Initially we may be disappointed at this. We were hoping for power to become an impressive person, or to get what we desire, but instead Paul is concerned with the building up of our faith in Christ’s love. Does this even require power?

We all know God loves us – or so we say. The way we live actually says the opposite. When we are faced with God’s will or our own, we instinctively feel God does not want us to be happy; what we are wanting is the best for us. This is our problem; we don’t actaully trust God. So, Paul prays for us power to really know Christ’s love, to feel it, to understand it deeply, to be rooted and grounded in it. This is something for which he must invoke the power of God!

Paul seems almost to have turned the whole idea of power on its head. In Colossians 1 he prays that we be empowered with power “for all patience and longsuffering (endurance)  with joy.” He seems to be praying that we should have power to endure powerlessness – with joy! How can this be? Joy comes from the realization that for all our weakness God’s mighty power is working to bring the universe under the headship of Christ. He prays that we may have power, not so that we may get out there and fight, but that we can see that Christ is fighting for us. In all the troubles that befall us, when we are tempted to pull out the stops and apply an unrighteous power, be it money or influence or lies or violence, or else to feel hopelessness and despair, we are to know that God is in control and that his Son is guiding things relating to us according to a love which is wide and long and high and deep.

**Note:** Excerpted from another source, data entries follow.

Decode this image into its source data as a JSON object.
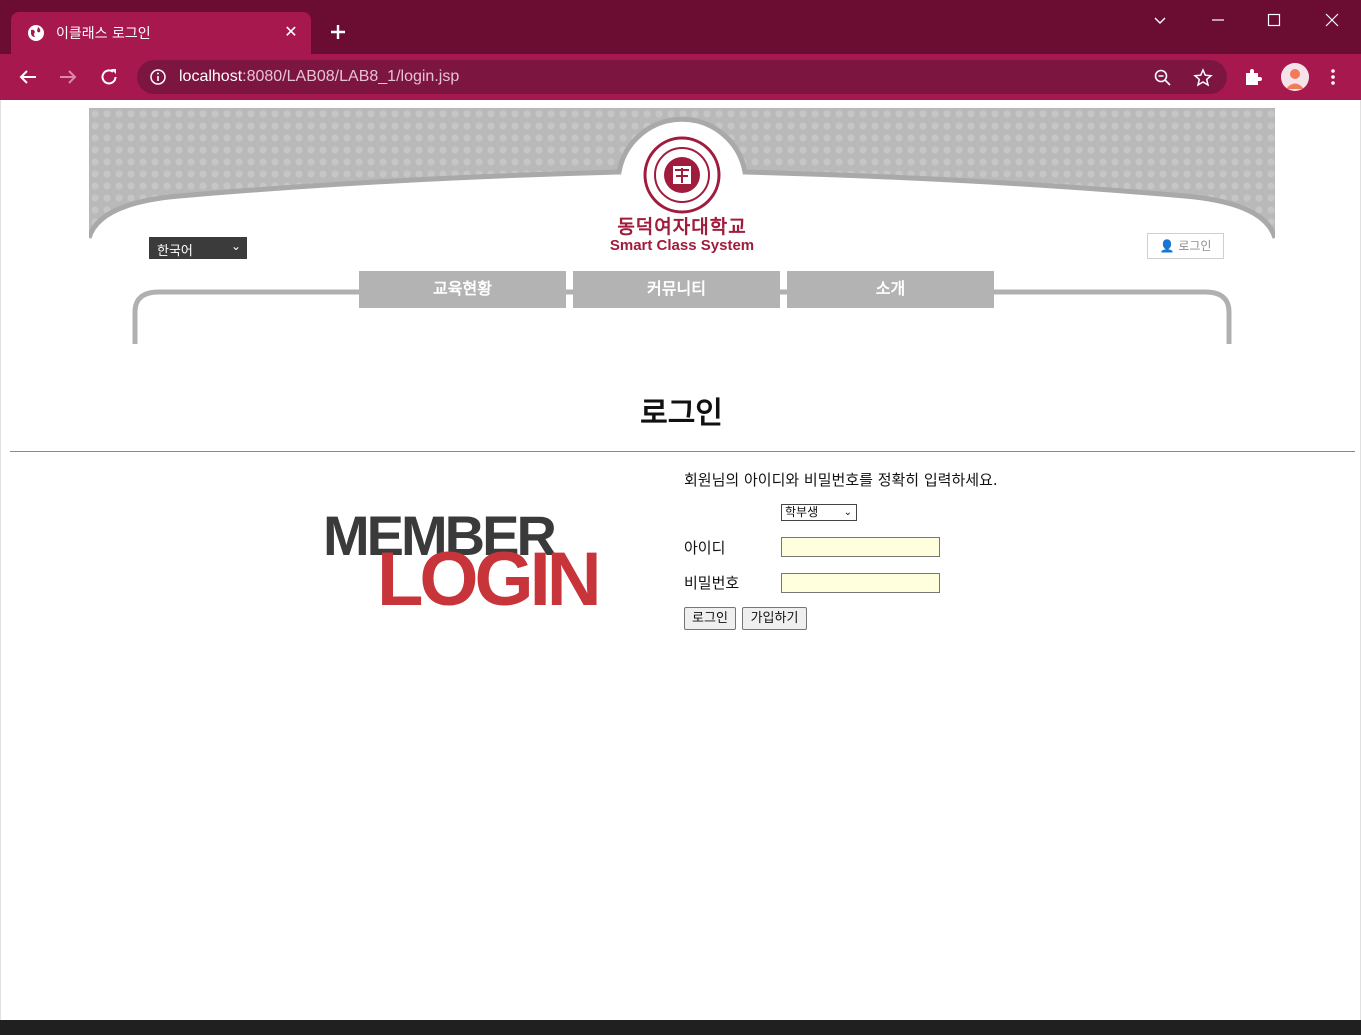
{
  "browser": {
    "tab_title": "이클래스 로그인",
    "url_host": "localhost",
    "url_path": ":8080/LAB08/LAB8_1/login.jsp"
  },
  "header": {
    "language_select": "한국어",
    "university_name": "동덕여자대학교",
    "system_name": "Smart Class System",
    "login_link": "로그인",
    "menu": [
      {
        "label": "교육현황"
      },
      {
        "label": "커뮤니티"
      },
      {
        "label": "소개"
      }
    ]
  },
  "main": {
    "title": "로그인",
    "logo_top": "MEMBER",
    "logo_bottom": "LOGIN",
    "instruction": "회원님의 아이디와 비밀번호를 정확히 입력하세요.",
    "user_type": "학부생",
    "id_label": "아이디",
    "password_label": "비밀번호",
    "login_button": "로그인",
    "signup_button": "가입하기"
  },
  "colors": {
    "chrome_titlebar": "#6b0c33",
    "chrome_toolbar": "#a7194e",
    "brand": "#a01c3c",
    "logo_red": "#c7343a",
    "logo_gray": "#3a3a3a"
  }
}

It is as though Paul considers all our efforts: our struggles, victories, defeats, spiritual achievements, and the power needed for them, as mere nothings in comparison with what is really going on. God is bringing the whole universe under the headship of Christ. And to this end he is working in you: saving you by grace, and working in you to accomplish the good works he has prepared beforehand for you to walk in. You on the other hand will be striving for one thing or the other, which may or may not, be in the plan of God. Then it is a question of your will or his, and we can easily find ourselves fighting God. He will win, of course, but we may be left feeling miserable and defeated. But when you grasp the length and breadth and height and depth of the love of Christ – for you – and that he has only defeated you out of love for you, then you begin to accept his will and plan with joy. That is the power Paul want for each one of us.

Life is happening all around us. We are all engaged in something, maybe several things – straining ourselves to get the job done – perhaps there is opposition and we must summon what power we have to win – and there are always things we need or wish for – how can we get them – and there are the interruptions – we must try hard to get ourselves free of them – and the unexpected: the accident, someone’s betrayal, the pandemic, sickness, the natural disaster. We cannot ignore all this; it is our life, the life God has given us. We must have targets, goals, tasks, deadlines. But in the midst of it all, especially when things are not working out, when our power is just not up to our plans, God wants us to know that his plan is going ahead just fine, and it is a plan for our wellbeing and happiness. Part of that plan is that we learn to trust him, learn to know the length and breadth of the love of Christ – for us – which is the love of the Father for you his child.


[1] There are now many modern prayer books, modelled on the BCP. Some can be complicated to use, though they will be found to contain many valuable resources for prayer and devotion. The BCP remains the standard and is a treasure of the English language.